Ethan glared at Zeb’s back, biting down a sharp reply. He turned to his men, motioning them forward. “Come on. There might be someone still alive down there.”
The others frowned, but followed. As they drew closer to the town, Ethan got a better look at the materials comprising the twenty-foot wall surrounding the outpost. It was built from a random hodgepodge of railroad ties, hand-cut logs, telephone poles, masonry, wide steel plates, and crushed vehicles like the kind found in junkyards. Surrounding it was a partial secondary wall of cargo containers with breaks for the main gate and a smaller service entrance around the side. The main gate looked to be intact, save for a collection of scorch marks and bullet pocks of varying sizes, indicating the town had been attacked more than once.
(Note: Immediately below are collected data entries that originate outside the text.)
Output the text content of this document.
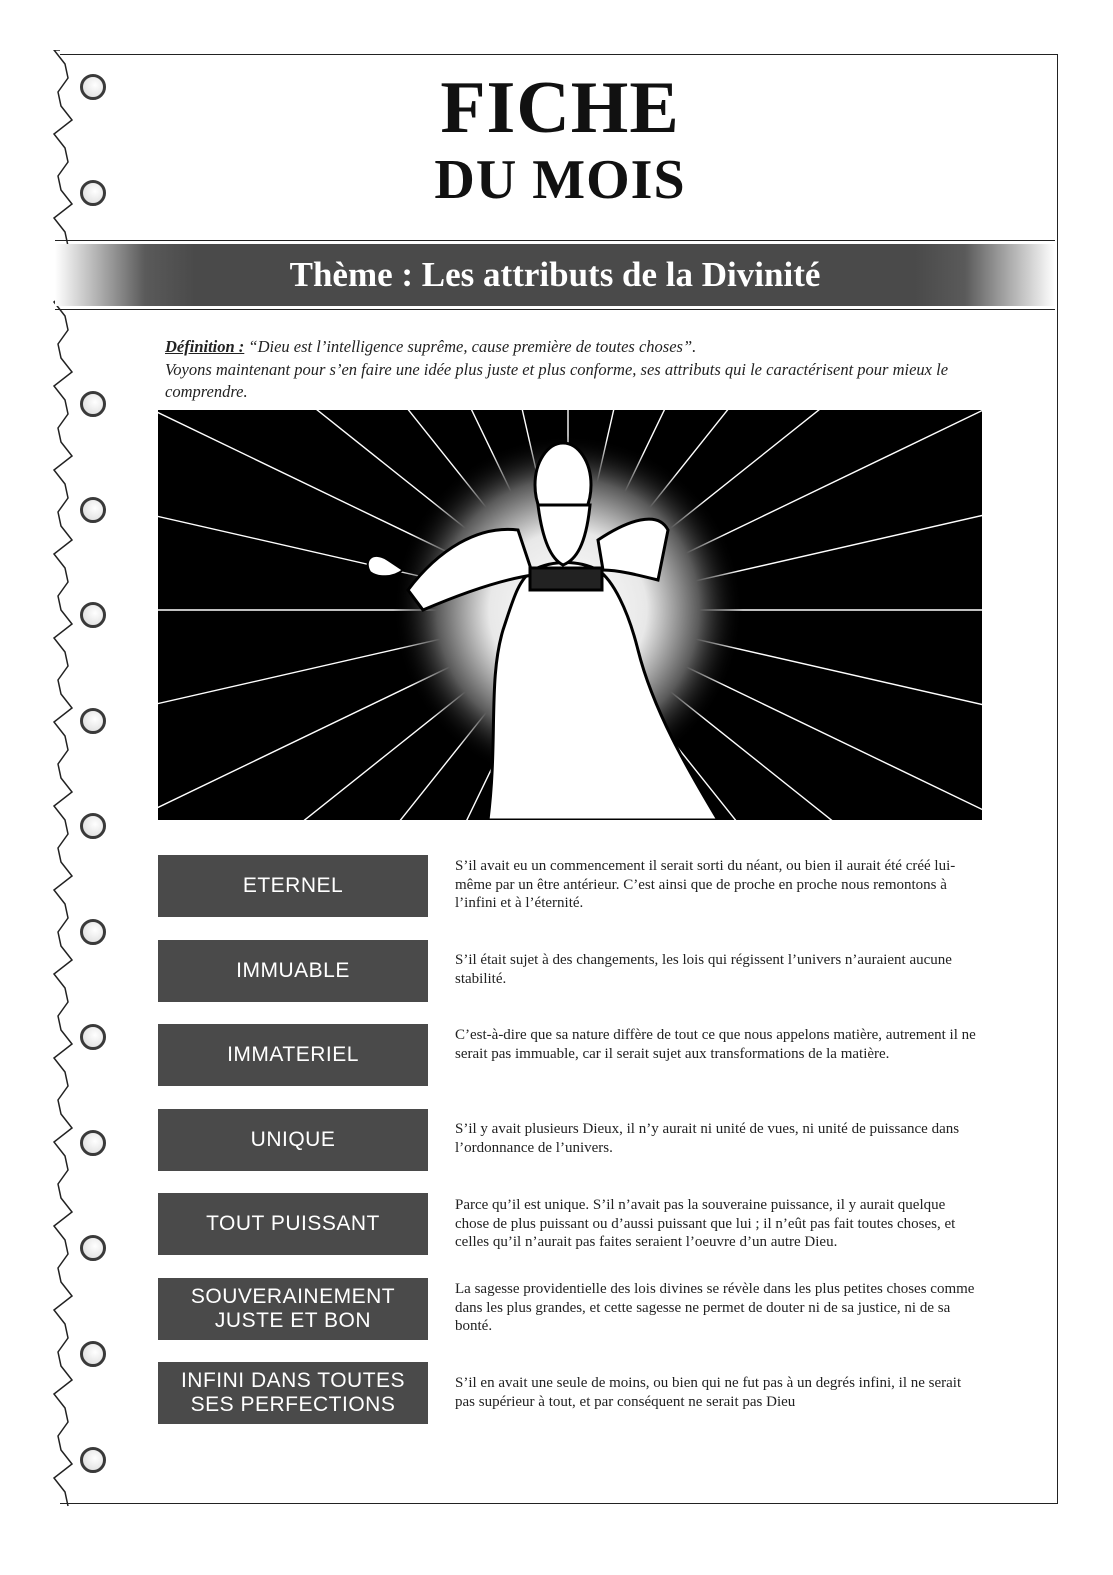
FICHE
DU MOIS
Thème : Les attributs de la Divinité
Définition : “Dieu est l’intelligence suprême, cause première de toutes choses”.
Voyons maintenant pour s’en faire une idée plus juste et plus conforme, ses attributs qui le caractérisent pour mieux le comprendre.
ETERNEL
S’il avait eu un commencement il serait sorti du néant, ou bien il aurait été créé lui-même par un être antérieur. C’est ainsi que de proche en proche nous remontons à l’infini et à l’éternité.
IMMUABLE	S’il était sujet à des changements, les lois qui régissent l’univers n’auraient aucune stabilité.
IMMATERIEL
C’est-à-dire que sa nature diffère de tout ce que nous appelons matière, autrement il ne serait pas immuable, car il serait sujet aux transformations de la matière.
UNIQUE	S’il y avait plusieurs Dieux, il n’y aurait ni unité de vues, ni unité de puissance dans l’ordonnance de l’univers.
TOUT PUISSANT
Parce qu’il est unique. S’il n’avait pas la souveraine puissance, il y aurait quelque chose de plus puissant ou d’aussi puissant que lui ; il n’eût pas fait toutes choses, et celles qu’il n’aurait pas faites seraient l’oeuvre d’un autre Dieu.
SOUVERAINEMENT
JUSTE ET BON
La sagesse providentielle des lois divines se révèle dans les plus petites choses comme dans les plus grandes, et cette sagesse ne permet de douter ni de sa justice, ni de sa bonté.
INFINI DANS TOUTES
SES PERFECTIONS
S’il en avait une seule de moins, ou bien qui ne fut pas à un degrés infini, il ne serait pas supérieur à tout, et par conséquent ne serait pas Dieu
He wondered what level of force it would take to overrun a place so heavily fortified.
Upon reaching the shattered expanse of bridge the town was named for, it didn’t look to Ethan as though the horses could make it across. The bridge—one of those ugly old concrete and steel monstrosities built back in the 1950s—had long ago been destroyed, undoubtedly by a retreating military force during the early days of the Outbreak. Since then, it had been replaced by a rickety-looking wooden span with nothing but two lightly tensioned ropes for support. It looked barely strong enough to support one person, much less a full-grown horse laden with a rider and kit.